一度 WordPress 設置してインストールまで済ませ、WordPress が正常に動作することを確認しましょう。移転作業とインストールを同時に進めると、何かあったときに原因の切り分けが難しくなります。WordPress のバージョンは揃えた方が無難だと思いますが、今回は最新版の 4.9.8 を使ってそのままいけました。

インストール時にデータベースやテーブルの接頭辞を指定しますが、必ず移転元と同じにしておきましょう。変更するなら WordPress の設定も変更しなければなりません。

インストールが完了したら一点だけ確認しておきます。ログインしてダッシュボードを開き、「設定」 - 「メディア」の「ファイルアップロード」 - 「アップロードしたファイルを年月ベースのフォルダに整理」のチェックを移転元と同じ状態にしておきましょう。

プラグインやテーマも揃えておく、あるいはコピーしてしまう方が安全だと思いますが、テーマに関してはサイトが表示されないだけで wp-login.php を開けばダッシュボードは開けるはずなので、今回は無視して進めました。

dump から MariaDB へ

WordPress のインストールまで済ませておくとテーブルのデータが競合してしまうので、全てのテーブルを空にしておきます。次の内容を clear_tables.sql などに保存しておきます。
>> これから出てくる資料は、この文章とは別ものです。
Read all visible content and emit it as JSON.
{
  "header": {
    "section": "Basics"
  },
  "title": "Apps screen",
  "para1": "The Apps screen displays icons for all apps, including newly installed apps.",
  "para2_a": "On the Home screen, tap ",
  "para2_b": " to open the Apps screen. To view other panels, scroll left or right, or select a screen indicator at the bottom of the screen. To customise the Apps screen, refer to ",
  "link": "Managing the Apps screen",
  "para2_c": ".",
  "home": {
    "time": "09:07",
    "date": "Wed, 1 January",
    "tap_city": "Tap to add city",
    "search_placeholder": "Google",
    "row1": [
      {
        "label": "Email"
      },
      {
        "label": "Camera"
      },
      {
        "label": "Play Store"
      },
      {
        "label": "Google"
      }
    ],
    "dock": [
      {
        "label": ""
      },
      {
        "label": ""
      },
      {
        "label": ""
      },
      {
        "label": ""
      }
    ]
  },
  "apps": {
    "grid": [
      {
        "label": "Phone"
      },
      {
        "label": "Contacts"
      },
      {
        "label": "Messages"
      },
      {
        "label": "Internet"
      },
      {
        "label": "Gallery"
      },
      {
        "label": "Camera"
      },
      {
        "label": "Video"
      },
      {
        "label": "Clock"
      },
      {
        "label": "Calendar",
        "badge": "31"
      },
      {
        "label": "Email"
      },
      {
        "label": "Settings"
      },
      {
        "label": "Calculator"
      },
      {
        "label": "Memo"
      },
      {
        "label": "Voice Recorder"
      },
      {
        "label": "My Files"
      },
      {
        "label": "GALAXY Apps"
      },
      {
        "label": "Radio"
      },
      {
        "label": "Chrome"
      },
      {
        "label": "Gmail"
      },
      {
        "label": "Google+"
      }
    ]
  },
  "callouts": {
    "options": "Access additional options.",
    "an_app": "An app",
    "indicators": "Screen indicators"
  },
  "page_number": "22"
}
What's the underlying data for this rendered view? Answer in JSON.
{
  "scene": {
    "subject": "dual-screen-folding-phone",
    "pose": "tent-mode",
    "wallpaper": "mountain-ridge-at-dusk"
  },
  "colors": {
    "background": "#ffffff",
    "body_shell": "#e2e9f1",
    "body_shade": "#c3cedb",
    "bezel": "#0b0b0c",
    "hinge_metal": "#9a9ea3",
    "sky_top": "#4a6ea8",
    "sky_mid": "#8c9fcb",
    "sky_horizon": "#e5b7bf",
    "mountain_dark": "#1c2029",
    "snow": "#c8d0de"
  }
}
delete from wp_commentmeta;
delete from wp_comments;
delete from wp_links;
delete from wp_options;
delete from wp_postmeta;
delete from wp_posts;
delete from wp_term_relationships;
delete from wp_term_taxonomy;
delete from wp_terms;
delete from wp_usermeta;
delete from wp_users;
$ mysql wordpress < clear_tables.sql
$ mysql wordpress < wp.sql

wp.sql は移転元で dump したデータベースの中身です。もし移転元と移転先のドメインが異なるなら、予めこのファイルをテキストエディタ等で開いてドメインを全て置換えしておきましょう。

uploads の展開

$ tar xvzf uploads.tar.gz
$ cp -r uploads/* wp-content/uploads

展開したファイルはパーミッションを適切に変更しておいてください。

仕上げ

uploads の移植とデータベースの復元が完了したら WordPress を開いてみましょう。データベース更新の案内が表示されるはずなので、あとは手順通り進めて完了です。お疲れさまでした。